WONDER WOMAN #13
Written by Greg Rucka
Art by Renato Guedes and Romulo Fajardo Jr.
Published by DC Comics
Release Date: December 28, 2016
Imagine just realizing, finally, with certainty, that everything you’ve experienced with your family for the last ten years has been a lie.
With the revelation that she has never — truly — been home to Themyscira since leaving with her “survivor,” Diana has gone catatonic. And at precisely the wrong moment. Etta Candy and Barbara Ann Minerva are missing, presumably at the hands of Sasha Bordeaux and Doctor Cyber. Veronica Cale has also sent Marina Maru — Doctor Poison — to capture the Amazon Princess. This leaves Steve Trevor — the Survivor — to make sure they ALL survive.
One of the questions I’ve had in the back of my head has been how the creative teams would manage the shift from one story arc to the next. The bimonthly structure, particularly with one artist staying and another leaving, means we have some question about how to keep each story separate, but still play off each other in the cleverest of ways that Rucka has managed so far — even with narratives occurring up to ten years apart.
This bridging issue, more so even than Bilquis Evely’s focus on Barbara Ann Minerva mid-Nicola Scott arc, functions both to get us to the next story arc with lots of Easter eggs and story cues, as well as a narrowing in on Steve Trevor’s thoughts and feelings about Diana. It’s a narration we tend not to get when Diana is fully capable and leading the narrative charge, but it also doesn’t reveal much more about Trevor than we already know.

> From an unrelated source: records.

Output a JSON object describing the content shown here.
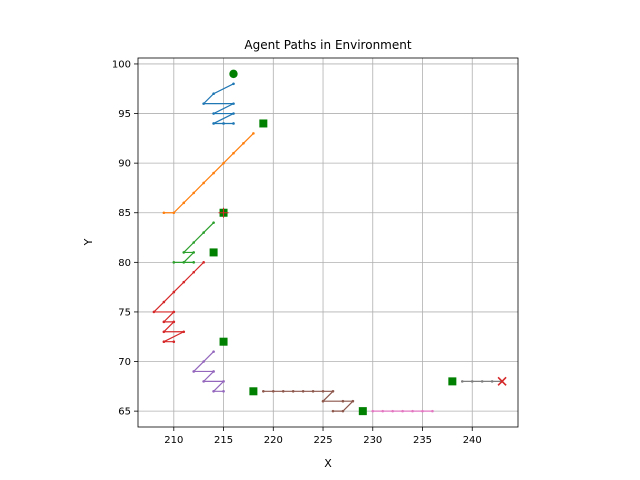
{
  "chart_data": {
    "type": "line",
    "title": "Agent Paths in Environment",
    "xlabel": "X",
    "ylabel": "Y",
    "xlim": [
      206.4,
      244.6
    ],
    "ylim": [
      63.4,
      100.6
    ],
    "xticks": [
      210,
      215,
      220,
      225,
      230,
      235,
      240
    ],
    "yticks": [
      65,
      70,
      75,
      80,
      85,
      90,
      95,
      100
    ],
    "grid": true,
    "series": [
      {
        "color": "#1f77b4",
        "points": [
          [
            216,
            98
          ],
          [
            214,
            97
          ],
          [
            213,
            96
          ],
          [
            216,
            96
          ],
          [
            214,
            95
          ],
          [
            216,
            95
          ],
          [
            214,
            94
          ],
          [
            216,
            94
          ],
          [
            215,
            94
          ]
        ],
        "start": [
          216,
          99
        ],
        "goal": [
          219,
          94
        ],
        "end_marker": "square"
      },
      {
        "color": "#ff7f0e",
        "points": [
          [
            218,
            93
          ],
          [
            217,
            92
          ],
          [
            216,
            91
          ],
          [
            215,
            90
          ],
          [
            214,
            89
          ],
          [
            213,
            88
          ],
          [
            212,
            87
          ],
          [
            211,
            86
          ],
          [
            210,
            85
          ],
          [
            209,
            85
          ]
        ],
        "start": [
          219,
          94
        ],
        "goal": [
          215,
          85
        ],
        "end_marker": "plus"
      },
      {
        "color": "#2ca02c",
        "points": [
          [
            214,
            84
          ],
          [
            213,
            83
          ],
          [
            212,
            82
          ],
          [
            211,
            81
          ],
          [
            212,
            81
          ],
          [
            211,
            80
          ],
          [
            210,
            80
          ],
          [
            212,
            80
          ]
        ],
        "start": [
          215,
          85
        ],
        "goal": [
          214,
          81
        ],
        "end_marker": "square"
      },
      {
        "color": "#d62728",
        "points": [
          [
            213,
            80
          ],
          [
            212,
            79
          ],
          [
            211,
            78
          ],
          [
            210,
            77
          ],
          [
            209,
            76
          ],
          [
            208,
            75
          ],
          [
            210,
            75
          ],
          [
            209,
            74
          ],
          [
            210,
            74
          ],
          [
            209,
            73
          ],
          [
            211,
            73
          ],
          [
            209,
            72
          ],
          [
            210,
            72
          ]
        ],
        "start": [
          214,
          81
        ],
        "goal": [
          215,
          72
        ],
        "end_marker": "square"
      },
      {
        "color": "#9467bd",
        "points": [
          [
            214,
            71
          ],
          [
            213,
            70
          ],
          [
            212,
            69
          ],
          [
            214,
            69
          ],
          [
            213,
            68
          ],
          [
            215,
            68
          ],
          [
            214,
            67
          ],
          [
            215,
            67
          ]
        ],
        "start": [
          215,
          72
        ],
        "goal": [
          218,
          67
        ],
        "end_marker": "square"
      },
      {
        "color": "#8c564b",
        "points": [
          [
            219,
            67
          ],
          [
            220,
            67
          ],
          [
            221,
            67
          ],
          [
            222,
            67
          ],
          [
            223,
            67
          ],
          [
            224,
            67
          ],
          [
            225,
            67
          ],
          [
            226,
            67
          ],
          [
            225,
            66
          ],
          [
            227,
            66
          ],
          [
            228,
            66
          ],
          [
            227,
            65
          ],
          [
            226,
            65
          ]
        ],
        "start": [
          218,
          67
        ],
        "goal": [
          229,
          65
        ],
        "end_marker": "square"
      },
      {
        "color": "#e377c2",
        "points": [
          [
            230,
            65
          ],
          [
            231,
            65
          ],
          [
            232,
            65
          ],
          [
            233,
            65
          ],
          [
            234,
            65
          ],
          [
            235,
            65
          ],
          [
            236,
            65
          ]
        ],
        "start": [
          229,
          65
        ],
        "goal": [
          238,
          68
        ],
        "end_marker": "square"
      },
      {
        "color": "#7f7f7f",
        "points": [
          [
            239,
            68
          ],
          [
            240,
            68
          ],
          [
            241,
            68
          ],
          [
            242,
            68
          ],
          [
            243,
            68
          ]
        ],
        "start": [
          238,
          68
        ],
        "goal": [
          243,
          68
        ],
        "end_marker": "x"
      }
    ],
    "markers": {
      "circles": [
        [
          216,
          99
        ]
      ],
      "squares": [
        [
          219,
          94
        ],
        [
          214,
          81
        ],
        [
          215,
          72
        ],
        [
          218,
          67
        ],
        [
          229,
          65
        ],
        [
          238,
          68
        ]
      ],
      "plus": [
        [
          215,
          85
        ]
      ],
      "x": [
        [
          243,
          68
        ]
      ]
    },
    "marker_colors": {
      "goal": "#008000",
      "end": "#d62728"
    }
  }
}
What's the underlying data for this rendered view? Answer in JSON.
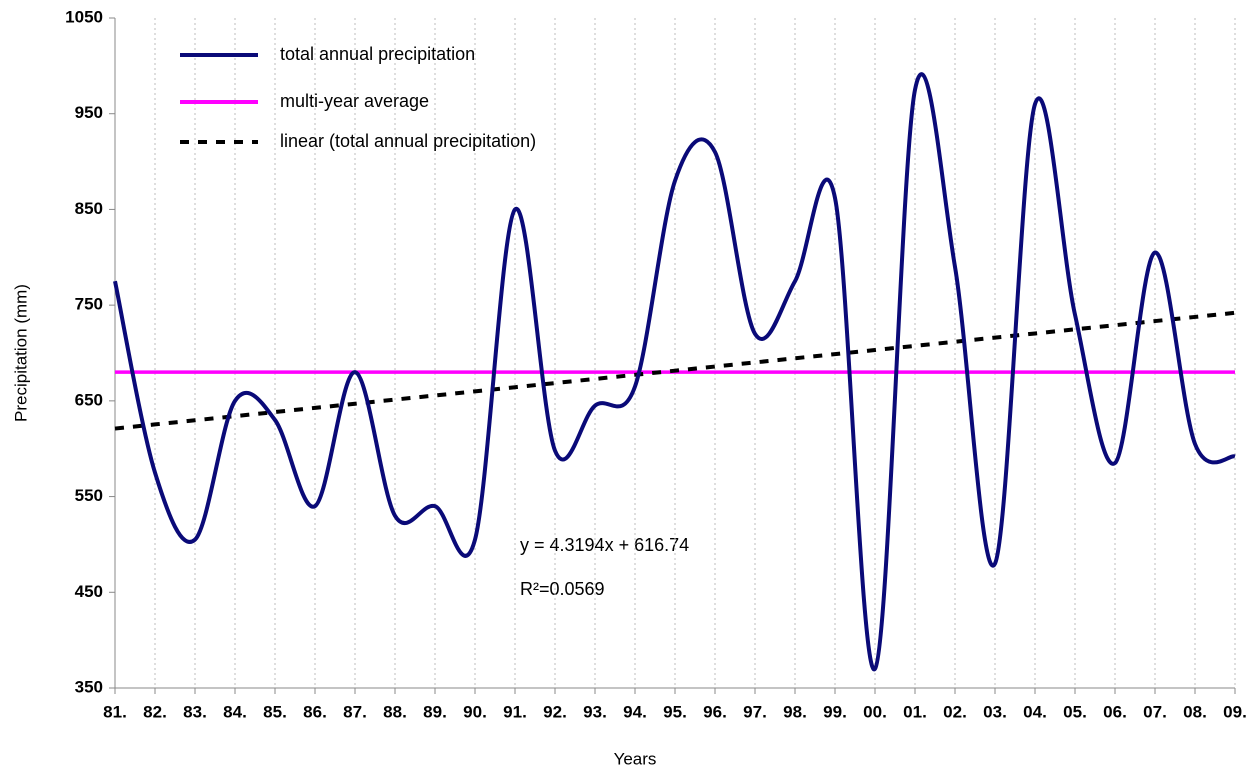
{
  "chart_data": {
    "type": "line",
    "x_label": "Years",
    "y_label": "Precipitation (mm)",
    "categories": [
      "81.",
      "82.",
      "83.",
      "84.",
      "85.",
      "86.",
      "87.",
      "88.",
      "89.",
      "90.",
      "91.",
      "92.",
      "93.",
      "94.",
      "95.",
      "96.",
      "97.",
      "98.",
      "99.",
      "00.",
      "01.",
      "02.",
      "03.",
      "04.",
      "05.",
      "06.",
      "07.",
      "08.",
      "09."
    ],
    "series": [
      {
        "name": "total annual precipitation",
        "color": "#0a0a78",
        "style": "smooth",
        "values": [
          775,
          575,
          505,
          650,
          630,
          540,
          680,
          530,
          540,
          505,
          850,
          598,
          645,
          665,
          880,
          910,
          720,
          775,
          862,
          370,
          975,
          790,
          480,
          960,
          740,
          585,
          805,
          605,
          592
        ]
      },
      {
        "name": "multi-year average",
        "color": "#ff00ff",
        "style": "solid",
        "values": [
          680,
          680,
          680,
          680,
          680,
          680,
          680,
          680,
          680,
          680,
          680,
          680,
          680,
          680,
          680,
          680,
          680,
          680,
          680,
          680,
          680,
          680,
          680,
          680,
          680,
          680,
          680,
          680,
          680
        ]
      },
      {
        "name": "linear (total annual precipitation)",
        "color": "#000000",
        "style": "dashed",
        "values": [
          621.06,
          625.38,
          629.7,
          634.02,
          638.34,
          642.66,
          646.98,
          651.3,
          655.61,
          659.93,
          664.25,
          668.57,
          672.89,
          677.21,
          681.53,
          685.85,
          690.17,
          694.49,
          698.81,
          703.13,
          707.45,
          711.77,
          716.09,
          720.41,
          724.73,
          729.04,
          733.36,
          737.68,
          742.0
        ]
      }
    ],
    "annotations": [
      "y = 4.3194x + 616.74",
      "R²=0.0569"
    ],
    "ylim": [
      350,
      1050
    ],
    "yticks": [
      350,
      450,
      550,
      650,
      750,
      850,
      950,
      1050
    ],
    "grid": true,
    "legend": "upper left"
  }
}
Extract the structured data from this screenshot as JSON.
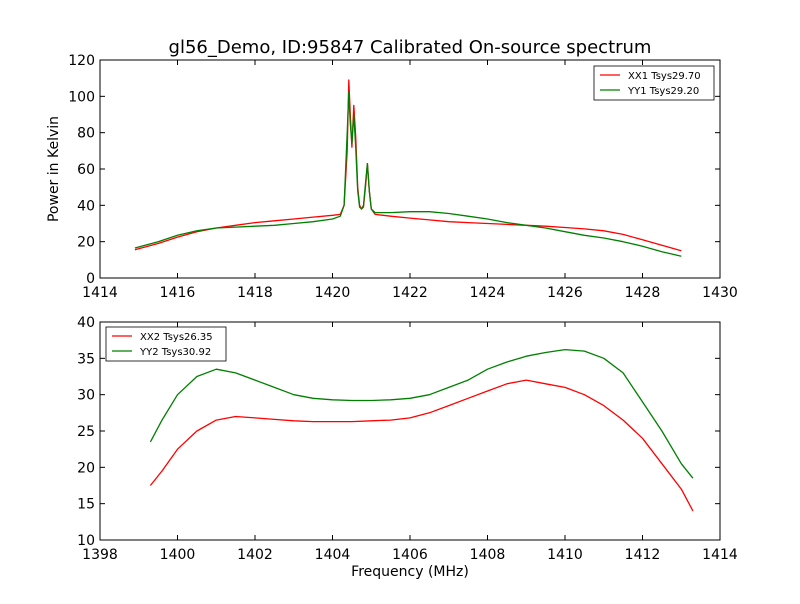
{
  "title": "gl56_Demo, ID:95847 Calibrated On-source spectrum",
  "shared_ylabel": "Power in Kelvin",
  "shared_xlabel": "Frequency (MHz)",
  "colors": {
    "red": "#ff0000",
    "green": "#008000"
  },
  "chart_data": [
    {
      "type": "line",
      "xlim": [
        1414,
        1430
      ],
      "ylim": [
        0,
        120
      ],
      "xticks": [
        1414,
        1416,
        1418,
        1420,
        1422,
        1424,
        1426,
        1428,
        1430
      ],
      "yticks": [
        0,
        20,
        40,
        60,
        80,
        100,
        120
      ],
      "grid": false,
      "legend_position": "top-right",
      "series": [
        {
          "name": "XX1 Tsys29.70",
          "color": "#ff0000",
          "points": [
            [
              1414.9,
              15.5
            ],
            [
              1415.5,
              19
            ],
            [
              1416,
              22.5
            ],
            [
              1416.5,
              25.5
            ],
            [
              1417,
              27.5
            ],
            [
              1417.5,
              29
            ],
            [
              1418,
              30.5
            ],
            [
              1418.5,
              31.5
            ],
            [
              1419,
              32.5
            ],
            [
              1419.5,
              33.5
            ],
            [
              1420,
              34.5
            ],
            [
              1420.2,
              35
            ],
            [
              1420.3,
              40
            ],
            [
              1420.38,
              70
            ],
            [
              1420.42,
              109
            ],
            [
              1420.46,
              90
            ],
            [
              1420.5,
              72
            ],
            [
              1420.55,
              95
            ],
            [
              1420.6,
              78
            ],
            [
              1420.65,
              50
            ],
            [
              1420.7,
              40
            ],
            [
              1420.75,
              38
            ],
            [
              1420.8,
              39
            ],
            [
              1420.86,
              52
            ],
            [
              1420.9,
              63
            ],
            [
              1420.95,
              48
            ],
            [
              1421,
              38
            ],
            [
              1421.1,
              35
            ],
            [
              1421.5,
              34
            ],
            [
              1422,
              33
            ],
            [
              1422.5,
              32
            ],
            [
              1423,
              31
            ],
            [
              1423.5,
              30.5
            ],
            [
              1424,
              30
            ],
            [
              1424.5,
              29.5
            ],
            [
              1425,
              29
            ],
            [
              1425.5,
              28.5
            ],
            [
              1426,
              27.8
            ],
            [
              1426.5,
              27
            ],
            [
              1427,
              26
            ],
            [
              1427.5,
              24
            ],
            [
              1428,
              21
            ],
            [
              1428.5,
              18
            ],
            [
              1429,
              15
            ]
          ]
        },
        {
          "name": "YY1 Tsys29.20",
          "color": "#008000",
          "points": [
            [
              1414.9,
              16.5
            ],
            [
              1415.5,
              20
            ],
            [
              1416,
              23.5
            ],
            [
              1416.5,
              26
            ],
            [
              1417,
              27.5
            ],
            [
              1417.5,
              28
            ],
            [
              1418,
              28.5
            ],
            [
              1418.5,
              29
            ],
            [
              1419,
              30
            ],
            [
              1419.5,
              31
            ],
            [
              1420,
              32.5
            ],
            [
              1420.2,
              34
            ],
            [
              1420.3,
              40
            ],
            [
              1420.38,
              80
            ],
            [
              1420.42,
              102
            ],
            [
              1420.46,
              85
            ],
            [
              1420.5,
              74
            ],
            [
              1420.55,
              90
            ],
            [
              1420.6,
              72
            ],
            [
              1420.65,
              48
            ],
            [
              1420.7,
              39
            ],
            [
              1420.75,
              38
            ],
            [
              1420.8,
              40
            ],
            [
              1420.86,
              54
            ],
            [
              1420.9,
              63
            ],
            [
              1420.95,
              48
            ],
            [
              1421,
              38
            ],
            [
              1421.1,
              36
            ],
            [
              1421.5,
              36
            ],
            [
              1422,
              36.5
            ],
            [
              1422.5,
              36.5
            ],
            [
              1423,
              35.5
            ],
            [
              1423.5,
              34
            ],
            [
              1424,
              32.5
            ],
            [
              1424.5,
              30.5
            ],
            [
              1425,
              29
            ],
            [
              1425.5,
              27.5
            ],
            [
              1426,
              25.5
            ],
            [
              1426.5,
              23.5
            ],
            [
              1427,
              22
            ],
            [
              1427.5,
              20
            ],
            [
              1428,
              17.5
            ],
            [
              1428.5,
              14.5
            ],
            [
              1429,
              12
            ]
          ]
        }
      ]
    },
    {
      "type": "line",
      "xlim": [
        1398,
        1414
      ],
      "ylim": [
        10,
        40
      ],
      "xticks": [
        1398,
        1400,
        1402,
        1404,
        1406,
        1408,
        1410,
        1412,
        1414
      ],
      "yticks": [
        10,
        15,
        20,
        25,
        30,
        35,
        40
      ],
      "grid": false,
      "legend_position": "top-left",
      "series": [
        {
          "name": "XX2 Tsys26.35",
          "color": "#ff0000",
          "points": [
            [
              1399.3,
              17.5
            ],
            [
              1399.6,
              19.5
            ],
            [
              1400,
              22.5
            ],
            [
              1400.5,
              25
            ],
            [
              1401,
              26.5
            ],
            [
              1401.5,
              27
            ],
            [
              1402,
              26.8
            ],
            [
              1402.5,
              26.6
            ],
            [
              1403,
              26.4
            ],
            [
              1403.5,
              26.3
            ],
            [
              1404,
              26.3
            ],
            [
              1404.5,
              26.3
            ],
            [
              1405,
              26.4
            ],
            [
              1405.5,
              26.5
            ],
            [
              1406,
              26.8
            ],
            [
              1406.5,
              27.5
            ],
            [
              1407,
              28.5
            ],
            [
              1407.5,
              29.5
            ],
            [
              1408,
              30.5
            ],
            [
              1408.5,
              31.5
            ],
            [
              1409,
              32
            ],
            [
              1409.5,
              31.5
            ],
            [
              1410,
              31
            ],
            [
              1410.5,
              30
            ],
            [
              1411,
              28.5
            ],
            [
              1411.5,
              26.5
            ],
            [
              1412,
              24
            ],
            [
              1412.5,
              20.5
            ],
            [
              1413,
              17
            ],
            [
              1413.3,
              14
            ]
          ]
        },
        {
          "name": "YY2 Tsys30.92",
          "color": "#008000",
          "points": [
            [
              1399.3,
              23.5
            ],
            [
              1399.6,
              26.5
            ],
            [
              1400,
              30
            ],
            [
              1400.5,
              32.5
            ],
            [
              1401,
              33.5
            ],
            [
              1401.5,
              33
            ],
            [
              1402,
              32
            ],
            [
              1402.5,
              31
            ],
            [
              1403,
              30
            ],
            [
              1403.5,
              29.5
            ],
            [
              1404,
              29.3
            ],
            [
              1404.5,
              29.2
            ],
            [
              1405,
              29.2
            ],
            [
              1405.5,
              29.3
            ],
            [
              1406,
              29.5
            ],
            [
              1406.5,
              30
            ],
            [
              1407,
              31
            ],
            [
              1407.5,
              32
            ],
            [
              1408,
              33.5
            ],
            [
              1408.5,
              34.5
            ],
            [
              1409,
              35.3
            ],
            [
              1409.5,
              35.8
            ],
            [
              1410,
              36.2
            ],
            [
              1410.5,
              36
            ],
            [
              1411,
              35
            ],
            [
              1411.5,
              33
            ],
            [
              1412,
              29
            ],
            [
              1412.5,
              25
            ],
            [
              1413,
              20.5
            ],
            [
              1413.3,
              18.5
            ]
          ]
        }
      ]
    }
  ]
}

In some ways, that’s a blessing. This man, unlike most, doesn’t hold back. He wears his emotions on his sleeve and takes honesty — at least in his relationship with the women in his life — seriously. But it leaves this particular one issue story at a disadvantage. With nothing much to discover about Steve, we’re left only with the gap-filling.
The re-introduction of a classic villain with a more militarized twist. The physical movement off this no-name rock in the center of the Black Sea. And setting up Diana Prince’s new status quo for the next arc. It’s all necessary and opens up a tons of questions for what’s to come, but doesn’t allow for some of the emotional moments we’ve gotten from both timelines to date to come through. Steve, in particular, always seems to work better for me in tandem with Diana, not directing the action on his own.
With the break between arcs, it also seems reasonable to have a guest artist pop in and alleviate timelines. With Renato Guedes jumping in, we get a little less lyricism than we do with the series’ other three pencillers, and far more straightforward story telling in panel layout and imagery. It’s almost what happens when you shift the narrative from someone with magical sight like Diana to a more militarized, realist POV in Steve Trevor. In that sense, Guedes’ work is pretty perfect for the story he’s telling.
But it definitely feels weighed down by comparison to what has come before. Facial structures are harsher, less three-dimensional, and transitions a little more awkward. It feels right for a depicting a military mission, particulary given Guedes’ use of shadow in lowlight and the jungle. It’s simply lacking the wonder of it all.
For his part, Fajardo has some beautiful moments, particularly in depicting the starry night sky, but the issue as a whole doesn’t seem to have a palette consistency that makes scenes flow from one to another. With cool blues opening to greys leading to blue greens with red highlights, eventually to orange backgrounds, it just feels like each scene was rendered separately. And as much as I appreciate Trevor’s bare torso highlighting each scene, it seems to defy the overarching color scheme of any given moment to be the brightest spot on the page. It feels odd, although gratifying from a prurient standpoint.
Every book has a transition moment and Wonder Woman #13 is theirs, with Rucka getting the cast — and his readers — where we need to be for the next big move and arc. Guedes and Fajardo ultimately serviced Steve Trevor admirably, just maybe not Wonder Woman. As part of the greater scheme of things, however, this issue does a great job of shaking up the status quo and making me even more excited to see what’s at stake in just 30 days as “The Truth” begins.